“Paul Fisher sees the world from behind glasses so thick he looks like a bug-eyed alien. But he’s not so blind that he can’t see there are some very unusual things about his family’s new home in Tangerine County, Florida. Where else does a sinkhole swallow the local school, fire burn underground for years, and lightning strike at the same time every day?
With all this chaos compounded by constant harassment from his football-star brother, adjusting to life in Tangerine isn’t easy for Paul–until he joins the soccer team at his middle school. With the help of his new teammates, Paul discovers what lies beneath the surface of his strange new hometown. And he also gain the courage to face up to some secrets his family has been keeping from him for far too long.
In Tangerine, it seems, anything is possible.”
With the Cinemalaya film festival done, I thought I would take a break from writing about film and go back to what I usually write about: books. Though, sadly, I’m still not finished with Miguel Syjuco’s Ilustrado. So instead, I picked an easier book to read: Edward Bloor’s Tangerine.
You’ve probably read the book’s back cover synopsis above. If you’re the type to skip/skim over that, I’d suggest you go back and read it again. Now, what do you think this book is about? If you think this is a book on conspiracy theories, aliens and the like, you’re wrong. But I can totally see why you would think that. When I bought the book, I thought it would be fantastical, or at the very least, suspenseful. But Tangerine is neither fantastical or suspenseful. It’s a coming-of-age book.
As a genre, it’s hard to pinpoint exactly what makes a story a coming-of-age one. I’ve mentioned this before when I posted my reaction for I-Libings. But when I finished reading Tangerine, I knew that this was the perfect example of a coming-of-age story.
Our main character, Paul Fisher, has always been looked over–but things change when his family moves to Tangerine County. While the circumstances are the same in all the previous towns they’ve inhabited, external forces are taking Paul out of his comfort zone–and forcing him to confront things that he would’ve otherwise hidden from.
In Tangerine, we get a strong “weak” main character in Paul. He’s they every-nerd, the one always picked on, the one made fun of–even by their own siblings. But like many people, he has that one special thing that keeps him afloat–that helps him get up in the morning and choose to continue going. In Paul’s case, it’s soccer. And with the combination of his love for the game, and the sinkhole that forces him to move schools, Paul finds himself in the company of people he would never have approached if circumstances hadn’t forced him too.

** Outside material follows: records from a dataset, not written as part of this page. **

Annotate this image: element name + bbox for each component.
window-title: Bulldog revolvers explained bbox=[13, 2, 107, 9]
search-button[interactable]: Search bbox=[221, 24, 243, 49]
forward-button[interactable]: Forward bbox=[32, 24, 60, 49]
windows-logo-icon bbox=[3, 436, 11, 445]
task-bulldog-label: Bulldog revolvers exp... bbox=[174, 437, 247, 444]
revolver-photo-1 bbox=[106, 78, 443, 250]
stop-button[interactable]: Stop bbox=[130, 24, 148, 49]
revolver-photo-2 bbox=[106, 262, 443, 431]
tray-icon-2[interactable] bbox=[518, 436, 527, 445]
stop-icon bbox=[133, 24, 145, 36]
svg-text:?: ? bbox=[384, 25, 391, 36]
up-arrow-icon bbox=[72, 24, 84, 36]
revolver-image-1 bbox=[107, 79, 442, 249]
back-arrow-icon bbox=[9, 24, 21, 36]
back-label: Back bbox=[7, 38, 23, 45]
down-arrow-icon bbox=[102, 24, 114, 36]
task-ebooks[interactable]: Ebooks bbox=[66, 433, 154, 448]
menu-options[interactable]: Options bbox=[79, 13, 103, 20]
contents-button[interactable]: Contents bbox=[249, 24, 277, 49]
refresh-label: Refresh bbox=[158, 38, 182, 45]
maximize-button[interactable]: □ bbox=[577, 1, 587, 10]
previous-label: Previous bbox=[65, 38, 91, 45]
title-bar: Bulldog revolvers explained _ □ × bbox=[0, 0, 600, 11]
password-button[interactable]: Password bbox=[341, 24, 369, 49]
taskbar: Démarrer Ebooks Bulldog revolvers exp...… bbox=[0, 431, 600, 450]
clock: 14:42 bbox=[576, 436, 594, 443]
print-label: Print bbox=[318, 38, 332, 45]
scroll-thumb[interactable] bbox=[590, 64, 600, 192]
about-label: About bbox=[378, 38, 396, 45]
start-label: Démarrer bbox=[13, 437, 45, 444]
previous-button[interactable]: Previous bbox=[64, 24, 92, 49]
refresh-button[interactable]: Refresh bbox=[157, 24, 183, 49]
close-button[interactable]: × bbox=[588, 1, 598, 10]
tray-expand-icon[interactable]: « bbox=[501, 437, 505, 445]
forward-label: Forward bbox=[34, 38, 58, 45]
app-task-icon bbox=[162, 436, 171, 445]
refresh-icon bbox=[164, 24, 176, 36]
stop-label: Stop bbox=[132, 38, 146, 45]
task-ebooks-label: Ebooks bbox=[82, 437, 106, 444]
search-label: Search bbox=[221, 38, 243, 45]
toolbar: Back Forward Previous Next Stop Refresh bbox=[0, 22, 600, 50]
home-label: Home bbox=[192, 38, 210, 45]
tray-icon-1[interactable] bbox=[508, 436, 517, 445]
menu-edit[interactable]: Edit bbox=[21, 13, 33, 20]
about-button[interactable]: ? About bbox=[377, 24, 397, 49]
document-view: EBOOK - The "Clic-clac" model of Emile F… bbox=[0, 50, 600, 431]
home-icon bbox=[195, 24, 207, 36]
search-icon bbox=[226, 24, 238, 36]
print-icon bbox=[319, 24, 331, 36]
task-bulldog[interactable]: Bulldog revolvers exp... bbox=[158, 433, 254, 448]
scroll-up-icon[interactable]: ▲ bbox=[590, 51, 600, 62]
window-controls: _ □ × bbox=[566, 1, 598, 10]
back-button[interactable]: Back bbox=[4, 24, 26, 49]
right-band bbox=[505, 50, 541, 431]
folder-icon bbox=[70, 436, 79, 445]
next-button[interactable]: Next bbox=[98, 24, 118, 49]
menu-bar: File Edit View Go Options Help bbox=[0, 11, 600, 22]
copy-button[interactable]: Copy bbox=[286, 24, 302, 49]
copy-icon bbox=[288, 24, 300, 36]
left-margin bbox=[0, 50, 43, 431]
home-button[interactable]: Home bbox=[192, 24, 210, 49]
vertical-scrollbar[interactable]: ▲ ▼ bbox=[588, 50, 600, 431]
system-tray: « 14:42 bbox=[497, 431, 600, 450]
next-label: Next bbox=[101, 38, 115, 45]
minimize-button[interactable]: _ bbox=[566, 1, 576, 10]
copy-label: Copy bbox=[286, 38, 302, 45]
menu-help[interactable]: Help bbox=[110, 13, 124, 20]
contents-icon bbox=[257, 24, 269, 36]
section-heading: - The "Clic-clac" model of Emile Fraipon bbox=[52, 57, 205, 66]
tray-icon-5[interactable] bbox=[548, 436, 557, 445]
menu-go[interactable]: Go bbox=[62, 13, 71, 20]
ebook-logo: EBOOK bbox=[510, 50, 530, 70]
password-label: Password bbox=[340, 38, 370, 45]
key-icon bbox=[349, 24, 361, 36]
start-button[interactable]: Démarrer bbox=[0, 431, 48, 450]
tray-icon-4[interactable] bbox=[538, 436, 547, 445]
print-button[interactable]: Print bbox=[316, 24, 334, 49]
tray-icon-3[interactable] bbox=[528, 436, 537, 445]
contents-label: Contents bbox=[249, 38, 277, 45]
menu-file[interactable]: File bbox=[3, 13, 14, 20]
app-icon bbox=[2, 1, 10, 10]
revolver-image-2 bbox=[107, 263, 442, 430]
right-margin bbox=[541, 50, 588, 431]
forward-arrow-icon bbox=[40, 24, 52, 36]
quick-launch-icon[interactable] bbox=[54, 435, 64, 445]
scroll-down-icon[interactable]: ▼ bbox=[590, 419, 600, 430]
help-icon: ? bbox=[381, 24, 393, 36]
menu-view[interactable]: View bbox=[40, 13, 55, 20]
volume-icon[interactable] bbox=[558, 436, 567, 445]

I really liked how the book handled the issue of identity. I subscribe to the idea that we don’t know who we really are until a stranger makes an assessment of who they think we are. Friends who grew up with you, family members, will always repress the little things that they think isn’t so important in your relationship. We choose to remember the good things. Until a stranger points out our faults. And true, we might not like what they have to say, but there must be a reason why they said what they did when they did.
In Tangerine, Paul sees everything. But since he never talks, for fear of retribution, he never grows. And it takes a group of kids from the “bad side” of the neighborhood to show him who he can be if he wasn’t always afraid. It takes these kids to show him that his friend may not be really be a good person. And it takes these kids for him to see that his family is badly glued together by the one belief that is doing more harm than good.
Tangerine is a book about friendship, responsibilities, and knowing when to do the right thing–and the wrong thing. It may not be a fantastical book as I expected it to be–but it sure was fantastic.
I bought my copy at Fully Booked: The Block for PhP 280.